„Klar, daß demonstrieren nicht reicht“

Belgische Krankenhausbeschäftigte im Streik für mehr Geld, Neueinstellungen und Arbeitszeitverkürzung für Ältere.
Ein Gespräch mit Jan Croe
 
jancroeJan Croe ist Betriebsrat im St. Nikolaus Krankenhaus Eupen, im deutschsprachigem Teil Belgiens

Im flämischen Teil Belgiens werden die Krankenhäuser zur Zeit unbefristet bestreikt. In der Wallonie und im deutschsprachigen Raum laufen wöchentlich 24stündige Warnstreiks. Für welche Forderungen kämpfen die Beschäftigten?

Hintergrund ist eine Befragungsaktion, die im Jahr 2003 durchgeführt wurde und ergeben hat, daß der Finanzbedarf für die belgischen Krankenhäuser bei drei Milliarden Euro liegt. Genehmigt wurden aber nur 375 Millionen. Im Verlauf der inzwischen einjährigen Auseinandersetzung haben sich drei zentrale Forderungen der Beschäftigten herauskristallisiert. Zum einen geht es um die Aufstockung der Jahresendprämie auf ein volles 13. Monatsgehalt. Derzeit liegt sie bei etwa der Hälfte. Dadurch will man die Tatsache, daß die Einkommen der Krankenhausbeschäftigten, die zum privaten Sektor zählen, gegenüber denen anderer Kollegen in der Privatwirtschaft um rund zehn Prozent niedriger liegen, zumindest teilweise ausgleichen. Eine weitere zentrale Forderung ist die Reduzierung der Arbeitszeit für ältere Beschäftigte. Bestimmte Berufsgruppen, wie beispielsweise Krankenpfleger, erhalten ab 45 Jahren zusätzliche freie Tage. Wir wollen, daß dies auf alle Beschäftigten ausgeweitet wird. Drittens fordern wir Neueinstellungen, um den gestiegenen Arbeitsdruck zu kompensieren.

In Zeiten gewerkschaftlicher Defensive sind das erstaunlich offensive Forderungen. Wie kommt das?

Dies ist zwar in gewissem Sinn ein Offensivkampf, andererseits sind die Löhne in den Krankenhäusern aber wie gesagt niedriger als anderswo. Es geht also darum, aufzuholen.

Nun ist es nicht gerade einfach, in Krankenhäusern Arbeitskämpfe auf die Beine zu stellen. Wie läuft das praktisch ab?

Eine Methode ist, ähnlich wie an Sonntagen mit reduzierter Besetzung zu arbeiten und – außer natürlich bei Notfällen – keinerlei Untersuchungen durchzuführen. Wie scharf das durchgezogen wird, hängt von den Bedingungen und Belegschaften in den jeweiligen Institutionen ab. In Belgien hat zwar jeder Beschäftigte Streikrecht, eine Notversorgung muß aber aufrechterhalten werden. Deshalb können die Kollegen im Zweifelsfall zur Arbeit gezwungen werden. Besonders in Flandern, aber auch in der Wallonie, ist das bereits tausendfach geschehen.

Wie hat die Regierung bislang auf die Proteste reagiert?

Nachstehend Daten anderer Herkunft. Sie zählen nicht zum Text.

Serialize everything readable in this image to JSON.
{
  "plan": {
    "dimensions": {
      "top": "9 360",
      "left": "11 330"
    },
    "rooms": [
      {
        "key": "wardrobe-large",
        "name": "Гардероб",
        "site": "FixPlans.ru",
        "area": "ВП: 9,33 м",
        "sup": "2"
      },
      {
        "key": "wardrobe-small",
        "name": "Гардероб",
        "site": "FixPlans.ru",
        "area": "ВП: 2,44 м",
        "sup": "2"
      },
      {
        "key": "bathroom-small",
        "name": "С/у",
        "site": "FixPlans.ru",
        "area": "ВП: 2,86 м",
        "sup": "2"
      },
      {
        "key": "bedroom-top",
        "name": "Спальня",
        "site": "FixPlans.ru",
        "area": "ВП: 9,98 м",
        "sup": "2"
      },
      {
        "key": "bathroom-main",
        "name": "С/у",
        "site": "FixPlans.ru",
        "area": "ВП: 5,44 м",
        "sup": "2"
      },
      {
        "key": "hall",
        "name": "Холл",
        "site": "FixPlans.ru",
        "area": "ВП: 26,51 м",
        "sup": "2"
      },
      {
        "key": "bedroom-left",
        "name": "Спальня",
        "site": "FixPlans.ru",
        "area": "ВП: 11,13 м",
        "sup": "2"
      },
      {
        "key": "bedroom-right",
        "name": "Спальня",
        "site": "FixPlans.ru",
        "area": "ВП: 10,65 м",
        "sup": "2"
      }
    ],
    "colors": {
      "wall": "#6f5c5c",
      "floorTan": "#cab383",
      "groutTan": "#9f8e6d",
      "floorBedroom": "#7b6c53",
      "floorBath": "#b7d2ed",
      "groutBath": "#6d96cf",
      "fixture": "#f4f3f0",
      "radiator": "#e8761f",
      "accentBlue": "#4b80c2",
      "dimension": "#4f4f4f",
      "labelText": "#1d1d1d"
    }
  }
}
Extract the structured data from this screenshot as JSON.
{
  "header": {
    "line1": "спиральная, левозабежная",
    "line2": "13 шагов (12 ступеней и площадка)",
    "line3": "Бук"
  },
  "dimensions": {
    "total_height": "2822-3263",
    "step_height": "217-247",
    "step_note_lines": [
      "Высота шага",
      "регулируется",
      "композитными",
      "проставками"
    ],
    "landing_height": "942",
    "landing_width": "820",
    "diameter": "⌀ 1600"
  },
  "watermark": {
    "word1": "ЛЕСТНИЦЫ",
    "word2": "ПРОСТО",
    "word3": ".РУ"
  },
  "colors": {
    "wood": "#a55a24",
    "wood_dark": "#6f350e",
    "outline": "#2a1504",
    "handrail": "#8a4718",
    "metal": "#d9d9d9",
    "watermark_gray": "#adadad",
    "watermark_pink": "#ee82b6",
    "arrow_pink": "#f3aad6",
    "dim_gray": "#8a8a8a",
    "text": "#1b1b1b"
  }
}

Wir haben schon ein ganzes Jahr der Mobilisierungen hinter uns. Bis zu 20.000 KollegInnen haben dabei an Kundgebungen und Demonstrationen teilgenommen. Trotzdem hat die Regierung unsere Forderungen bislang abgelehnt. Besonders die flämische Sozialdemokratie tut sich mit einer harten Haltung hervor, weil sie eine Ermutigung für andere Beschäftigte befürchtet. Aufgrund der sturen Haltung der Politiker ist den meisten Beschäftigten klar geworden, dass Demonstrieren alleine nicht reichen wird. Deshalb nun der Streik.

Wenn die Regierung weiter hart bleibt, wären die Beschäftigten bereit, die Proteste noch auszuweiten?

Bei den Diskussionen der letzten zwei Wochen ist deutlich geworden, daß die Kollegen wissen, um was es geht. Sie haben bei den Aktionen gezeigt, daß sie kampfbereit sind – besonders in Flandern, aber zunehmend auch in der Wallonie. Auch hier war die Beteiligung an den Streiks sehr gut. Viele sind inzwischen berechtigterweise der Meinung, daß 24stündige Streiks nicht mehr ausreichen und wir die Gangart verschärfen müssen.